Raimi himself stopped to talk with us in between takes and gave us some insight on what to expect with this film in comparison to his classic favorites. “This is a PG-13 picture. So it’s a little less assaulting than the Evil Dead movies, which were unrated films. I’m really just out for the same thing. I’m just trying to make a horror movie that people go to, that they laugh at, that they think is suspenseful, they get excited about the action or exciting monster sequences, they get scared, they go ‘oh gross!’, and have those kind of funhouse reactions. So it’s the lower brow that I really enjoy working in. For me, it’s a great weight off of my shoulders.”

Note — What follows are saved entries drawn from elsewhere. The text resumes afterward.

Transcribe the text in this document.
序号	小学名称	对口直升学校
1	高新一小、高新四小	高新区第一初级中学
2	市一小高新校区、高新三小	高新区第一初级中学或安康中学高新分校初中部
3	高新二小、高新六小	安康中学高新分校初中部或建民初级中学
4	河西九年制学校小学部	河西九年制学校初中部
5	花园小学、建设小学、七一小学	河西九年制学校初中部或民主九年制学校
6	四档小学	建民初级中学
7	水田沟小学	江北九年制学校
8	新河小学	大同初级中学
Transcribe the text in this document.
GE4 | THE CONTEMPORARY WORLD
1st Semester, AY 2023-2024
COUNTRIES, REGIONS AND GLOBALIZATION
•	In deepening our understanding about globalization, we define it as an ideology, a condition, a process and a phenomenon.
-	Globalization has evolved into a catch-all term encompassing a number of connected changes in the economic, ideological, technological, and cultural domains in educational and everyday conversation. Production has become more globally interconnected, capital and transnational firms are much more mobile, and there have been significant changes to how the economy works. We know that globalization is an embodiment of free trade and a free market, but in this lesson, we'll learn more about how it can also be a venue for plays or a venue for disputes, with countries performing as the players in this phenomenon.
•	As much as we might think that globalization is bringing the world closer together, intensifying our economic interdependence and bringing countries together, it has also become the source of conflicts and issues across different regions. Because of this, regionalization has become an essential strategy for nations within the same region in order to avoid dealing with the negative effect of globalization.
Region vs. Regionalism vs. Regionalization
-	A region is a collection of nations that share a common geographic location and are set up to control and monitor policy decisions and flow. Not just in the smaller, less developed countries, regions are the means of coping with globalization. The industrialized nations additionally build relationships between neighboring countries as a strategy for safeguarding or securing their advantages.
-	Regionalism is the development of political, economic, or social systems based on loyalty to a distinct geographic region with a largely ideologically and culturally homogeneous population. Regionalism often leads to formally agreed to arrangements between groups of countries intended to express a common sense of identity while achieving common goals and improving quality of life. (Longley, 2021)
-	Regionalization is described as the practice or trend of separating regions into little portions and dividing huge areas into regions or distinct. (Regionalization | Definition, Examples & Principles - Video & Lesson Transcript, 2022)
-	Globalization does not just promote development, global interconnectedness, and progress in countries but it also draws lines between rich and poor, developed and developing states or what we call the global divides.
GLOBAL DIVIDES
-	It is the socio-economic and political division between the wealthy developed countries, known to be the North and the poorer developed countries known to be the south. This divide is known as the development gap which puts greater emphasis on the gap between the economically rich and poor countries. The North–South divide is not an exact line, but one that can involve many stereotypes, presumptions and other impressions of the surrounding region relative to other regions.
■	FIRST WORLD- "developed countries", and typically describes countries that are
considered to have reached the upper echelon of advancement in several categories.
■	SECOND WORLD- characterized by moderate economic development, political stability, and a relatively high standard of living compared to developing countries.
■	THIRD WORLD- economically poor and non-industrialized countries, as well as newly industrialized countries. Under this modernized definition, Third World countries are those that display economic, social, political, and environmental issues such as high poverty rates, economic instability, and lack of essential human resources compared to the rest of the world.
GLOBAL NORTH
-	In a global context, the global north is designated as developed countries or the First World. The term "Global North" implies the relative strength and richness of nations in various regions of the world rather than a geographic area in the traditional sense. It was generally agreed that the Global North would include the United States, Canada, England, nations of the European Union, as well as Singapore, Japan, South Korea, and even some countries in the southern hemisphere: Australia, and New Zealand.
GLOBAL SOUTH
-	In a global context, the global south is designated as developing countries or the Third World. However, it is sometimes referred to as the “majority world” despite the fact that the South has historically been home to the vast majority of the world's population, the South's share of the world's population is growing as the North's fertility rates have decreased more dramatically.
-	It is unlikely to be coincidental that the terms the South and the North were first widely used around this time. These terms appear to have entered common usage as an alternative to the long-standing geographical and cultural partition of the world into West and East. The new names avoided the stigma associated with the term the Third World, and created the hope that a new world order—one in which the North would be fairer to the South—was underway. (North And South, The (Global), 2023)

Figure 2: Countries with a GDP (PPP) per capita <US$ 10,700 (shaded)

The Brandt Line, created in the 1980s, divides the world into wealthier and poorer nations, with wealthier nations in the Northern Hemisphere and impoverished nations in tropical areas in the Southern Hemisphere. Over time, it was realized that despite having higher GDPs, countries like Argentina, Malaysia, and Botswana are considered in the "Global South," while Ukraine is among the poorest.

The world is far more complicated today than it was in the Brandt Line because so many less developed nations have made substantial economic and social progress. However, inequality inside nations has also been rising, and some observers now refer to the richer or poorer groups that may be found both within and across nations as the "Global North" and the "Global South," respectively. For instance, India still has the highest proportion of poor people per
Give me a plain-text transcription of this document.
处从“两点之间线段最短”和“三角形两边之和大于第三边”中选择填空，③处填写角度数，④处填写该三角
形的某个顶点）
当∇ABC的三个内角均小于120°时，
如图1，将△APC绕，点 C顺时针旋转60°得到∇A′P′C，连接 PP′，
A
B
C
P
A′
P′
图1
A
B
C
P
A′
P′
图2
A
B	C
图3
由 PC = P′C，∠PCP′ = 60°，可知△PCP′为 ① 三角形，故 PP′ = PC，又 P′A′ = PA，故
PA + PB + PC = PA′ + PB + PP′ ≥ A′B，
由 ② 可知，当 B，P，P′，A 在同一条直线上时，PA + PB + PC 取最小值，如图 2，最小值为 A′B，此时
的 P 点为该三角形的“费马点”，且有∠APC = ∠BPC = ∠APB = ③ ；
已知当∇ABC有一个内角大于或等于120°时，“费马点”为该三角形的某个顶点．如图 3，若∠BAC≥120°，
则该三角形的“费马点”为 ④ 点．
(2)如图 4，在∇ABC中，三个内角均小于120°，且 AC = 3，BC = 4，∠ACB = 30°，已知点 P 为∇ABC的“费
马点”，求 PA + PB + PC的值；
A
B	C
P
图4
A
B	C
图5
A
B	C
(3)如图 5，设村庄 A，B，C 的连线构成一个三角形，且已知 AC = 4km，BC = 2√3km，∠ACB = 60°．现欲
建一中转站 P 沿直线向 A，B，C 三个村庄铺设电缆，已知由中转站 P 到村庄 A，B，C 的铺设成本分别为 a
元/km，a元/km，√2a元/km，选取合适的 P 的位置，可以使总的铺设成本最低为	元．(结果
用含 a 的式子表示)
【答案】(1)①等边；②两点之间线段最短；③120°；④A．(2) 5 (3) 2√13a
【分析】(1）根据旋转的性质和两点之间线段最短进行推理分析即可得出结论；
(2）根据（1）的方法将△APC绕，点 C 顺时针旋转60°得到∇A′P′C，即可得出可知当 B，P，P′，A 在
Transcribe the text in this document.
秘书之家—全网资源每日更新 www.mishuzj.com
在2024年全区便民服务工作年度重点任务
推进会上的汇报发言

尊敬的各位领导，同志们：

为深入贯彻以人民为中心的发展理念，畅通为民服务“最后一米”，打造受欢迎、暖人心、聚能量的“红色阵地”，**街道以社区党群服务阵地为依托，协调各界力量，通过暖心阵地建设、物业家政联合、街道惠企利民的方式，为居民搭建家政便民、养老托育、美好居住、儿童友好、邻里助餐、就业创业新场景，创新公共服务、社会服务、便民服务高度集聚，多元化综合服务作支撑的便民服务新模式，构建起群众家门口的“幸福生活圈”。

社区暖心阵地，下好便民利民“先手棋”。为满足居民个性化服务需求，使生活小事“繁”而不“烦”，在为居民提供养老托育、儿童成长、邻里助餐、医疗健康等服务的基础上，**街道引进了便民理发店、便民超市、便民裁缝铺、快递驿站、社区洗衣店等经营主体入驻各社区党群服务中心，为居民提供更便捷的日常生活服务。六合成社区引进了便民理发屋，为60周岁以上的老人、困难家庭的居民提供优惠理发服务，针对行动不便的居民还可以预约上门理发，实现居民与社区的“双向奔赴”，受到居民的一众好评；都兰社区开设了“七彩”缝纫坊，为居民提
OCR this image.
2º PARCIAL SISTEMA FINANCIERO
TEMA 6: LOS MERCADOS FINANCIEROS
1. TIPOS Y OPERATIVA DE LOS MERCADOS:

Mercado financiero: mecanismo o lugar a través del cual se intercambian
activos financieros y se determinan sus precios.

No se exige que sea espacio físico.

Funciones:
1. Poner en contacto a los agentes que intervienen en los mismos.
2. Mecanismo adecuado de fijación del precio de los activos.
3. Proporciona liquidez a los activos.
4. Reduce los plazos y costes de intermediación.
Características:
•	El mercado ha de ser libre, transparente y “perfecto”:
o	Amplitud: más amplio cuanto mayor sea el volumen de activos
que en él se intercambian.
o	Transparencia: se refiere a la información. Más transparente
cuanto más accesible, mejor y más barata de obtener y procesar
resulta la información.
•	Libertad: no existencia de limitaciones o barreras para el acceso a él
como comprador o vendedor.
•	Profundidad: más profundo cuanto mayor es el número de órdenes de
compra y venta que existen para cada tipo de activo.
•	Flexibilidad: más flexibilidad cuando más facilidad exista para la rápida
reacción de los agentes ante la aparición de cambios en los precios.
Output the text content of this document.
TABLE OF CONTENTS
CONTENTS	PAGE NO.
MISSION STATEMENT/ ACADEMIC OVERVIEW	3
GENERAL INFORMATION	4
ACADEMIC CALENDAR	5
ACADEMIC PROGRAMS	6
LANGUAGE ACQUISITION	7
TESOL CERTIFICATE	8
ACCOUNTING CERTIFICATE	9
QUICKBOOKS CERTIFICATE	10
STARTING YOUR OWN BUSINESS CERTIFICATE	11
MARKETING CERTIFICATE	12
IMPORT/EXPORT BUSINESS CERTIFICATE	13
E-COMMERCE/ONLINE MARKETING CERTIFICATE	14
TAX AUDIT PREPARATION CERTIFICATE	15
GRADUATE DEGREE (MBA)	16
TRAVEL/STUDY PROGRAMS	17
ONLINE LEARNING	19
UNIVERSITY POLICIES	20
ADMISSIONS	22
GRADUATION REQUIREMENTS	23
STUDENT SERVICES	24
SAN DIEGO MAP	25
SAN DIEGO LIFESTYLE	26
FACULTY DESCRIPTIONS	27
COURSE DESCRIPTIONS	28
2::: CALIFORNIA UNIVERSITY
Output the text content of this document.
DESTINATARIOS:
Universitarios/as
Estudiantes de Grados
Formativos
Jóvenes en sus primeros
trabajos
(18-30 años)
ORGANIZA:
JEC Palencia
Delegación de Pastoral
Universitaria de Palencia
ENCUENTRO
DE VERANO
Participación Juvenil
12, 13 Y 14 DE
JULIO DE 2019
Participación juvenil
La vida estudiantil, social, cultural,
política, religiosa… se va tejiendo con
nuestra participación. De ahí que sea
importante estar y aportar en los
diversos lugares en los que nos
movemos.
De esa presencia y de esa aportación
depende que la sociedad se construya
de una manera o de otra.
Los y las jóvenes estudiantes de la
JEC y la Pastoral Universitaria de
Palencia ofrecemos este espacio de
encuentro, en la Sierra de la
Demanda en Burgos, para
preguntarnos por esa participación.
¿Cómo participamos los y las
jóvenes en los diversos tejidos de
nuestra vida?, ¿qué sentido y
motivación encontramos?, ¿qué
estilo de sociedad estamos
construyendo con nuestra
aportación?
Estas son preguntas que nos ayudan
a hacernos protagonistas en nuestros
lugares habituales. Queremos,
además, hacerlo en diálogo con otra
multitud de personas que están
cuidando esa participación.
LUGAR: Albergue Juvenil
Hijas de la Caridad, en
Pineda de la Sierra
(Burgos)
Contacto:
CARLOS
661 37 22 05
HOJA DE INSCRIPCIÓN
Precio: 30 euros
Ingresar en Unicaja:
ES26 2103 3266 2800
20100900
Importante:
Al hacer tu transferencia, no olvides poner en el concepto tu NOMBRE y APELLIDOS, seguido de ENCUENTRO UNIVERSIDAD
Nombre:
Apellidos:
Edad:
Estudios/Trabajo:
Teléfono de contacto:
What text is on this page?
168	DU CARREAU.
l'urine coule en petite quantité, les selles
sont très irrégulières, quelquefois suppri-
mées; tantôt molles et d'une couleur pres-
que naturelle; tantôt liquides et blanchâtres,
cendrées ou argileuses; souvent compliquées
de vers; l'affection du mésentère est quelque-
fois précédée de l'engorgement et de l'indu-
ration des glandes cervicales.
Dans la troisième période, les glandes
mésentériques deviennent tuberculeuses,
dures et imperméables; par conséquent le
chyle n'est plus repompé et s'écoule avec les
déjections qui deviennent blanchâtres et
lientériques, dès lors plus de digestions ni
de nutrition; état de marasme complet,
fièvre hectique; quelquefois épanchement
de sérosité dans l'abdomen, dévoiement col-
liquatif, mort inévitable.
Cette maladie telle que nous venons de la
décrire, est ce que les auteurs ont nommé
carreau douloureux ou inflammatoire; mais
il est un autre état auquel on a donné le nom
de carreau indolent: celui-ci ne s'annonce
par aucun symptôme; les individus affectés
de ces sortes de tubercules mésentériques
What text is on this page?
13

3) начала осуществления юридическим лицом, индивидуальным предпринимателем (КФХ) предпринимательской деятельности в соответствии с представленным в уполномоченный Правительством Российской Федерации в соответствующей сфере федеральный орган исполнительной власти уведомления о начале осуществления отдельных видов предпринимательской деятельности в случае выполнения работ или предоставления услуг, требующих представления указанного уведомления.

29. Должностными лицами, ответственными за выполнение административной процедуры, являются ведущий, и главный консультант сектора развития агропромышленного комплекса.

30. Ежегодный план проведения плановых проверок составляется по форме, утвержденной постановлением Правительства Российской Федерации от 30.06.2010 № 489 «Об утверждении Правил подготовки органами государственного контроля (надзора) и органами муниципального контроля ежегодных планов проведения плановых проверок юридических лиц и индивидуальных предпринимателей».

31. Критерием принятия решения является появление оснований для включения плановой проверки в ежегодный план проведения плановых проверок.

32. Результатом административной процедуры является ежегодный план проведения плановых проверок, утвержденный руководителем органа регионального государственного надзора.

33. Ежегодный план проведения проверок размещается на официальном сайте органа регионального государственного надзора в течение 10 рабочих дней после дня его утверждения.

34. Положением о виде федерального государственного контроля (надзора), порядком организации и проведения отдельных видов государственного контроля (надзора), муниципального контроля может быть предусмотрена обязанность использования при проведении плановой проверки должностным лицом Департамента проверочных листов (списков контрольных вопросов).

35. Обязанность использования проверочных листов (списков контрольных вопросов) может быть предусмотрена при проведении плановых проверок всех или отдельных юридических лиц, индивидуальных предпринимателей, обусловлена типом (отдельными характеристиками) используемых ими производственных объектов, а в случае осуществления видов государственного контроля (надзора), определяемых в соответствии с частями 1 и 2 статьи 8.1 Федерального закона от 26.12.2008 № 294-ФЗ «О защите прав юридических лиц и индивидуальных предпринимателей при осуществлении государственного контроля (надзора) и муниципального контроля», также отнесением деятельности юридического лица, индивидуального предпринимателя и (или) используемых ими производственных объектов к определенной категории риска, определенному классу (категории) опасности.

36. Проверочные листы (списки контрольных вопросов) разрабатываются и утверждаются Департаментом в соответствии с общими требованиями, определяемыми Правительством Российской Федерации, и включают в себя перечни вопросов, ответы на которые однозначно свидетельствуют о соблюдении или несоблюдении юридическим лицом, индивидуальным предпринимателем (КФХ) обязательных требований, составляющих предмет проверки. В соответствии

The nature of the curse haunting the young Christine Brown is no trivial affair, for this is the much feared, though little known, curse of the Lamia, a strange beast of mythological origins that had bad child-eating habits, hermaphroditic qualities, and removable eyes (which, on a side note of interest, makes the Pale Man from Pan’s Labyrinth another arguable appearance of the Lamia in modern film). The original tale, which involves a Libyan queen named Lamia who fooled around with Zeus and so contracted a rather grotesque curse from the eternally jealous Hera, goes well beyond the Greek. “There are other cultures that reference the Lamia as a demon,” Sam told us. “Sometimes it’s a female and a baby eater. There are a lot of different stories in different cultures about a spirit, or demon, or god known as Lamia. We read about them, and we were interested and excited and thought how interesting that this is a different creature in many different cultures that all know that name. We thought let’s call our creature the Lamia and take a little bit of all the different ideas that are presented in these reference books to these demons. Maybe they all have a piece of the truth, and maybe our story would be what it really was. We’re not really basing it on any specific culture’s version of that demon or god; we just took a little bit here or there and just pretended that they all got it wrong, and we got it right!”
We’re guessing you did, Sam, especially given our positive early review. Drag Me to Hell is scheduled to hit theaters on May 29, 2009. I can’t wait to see that title on a marquee. Good times.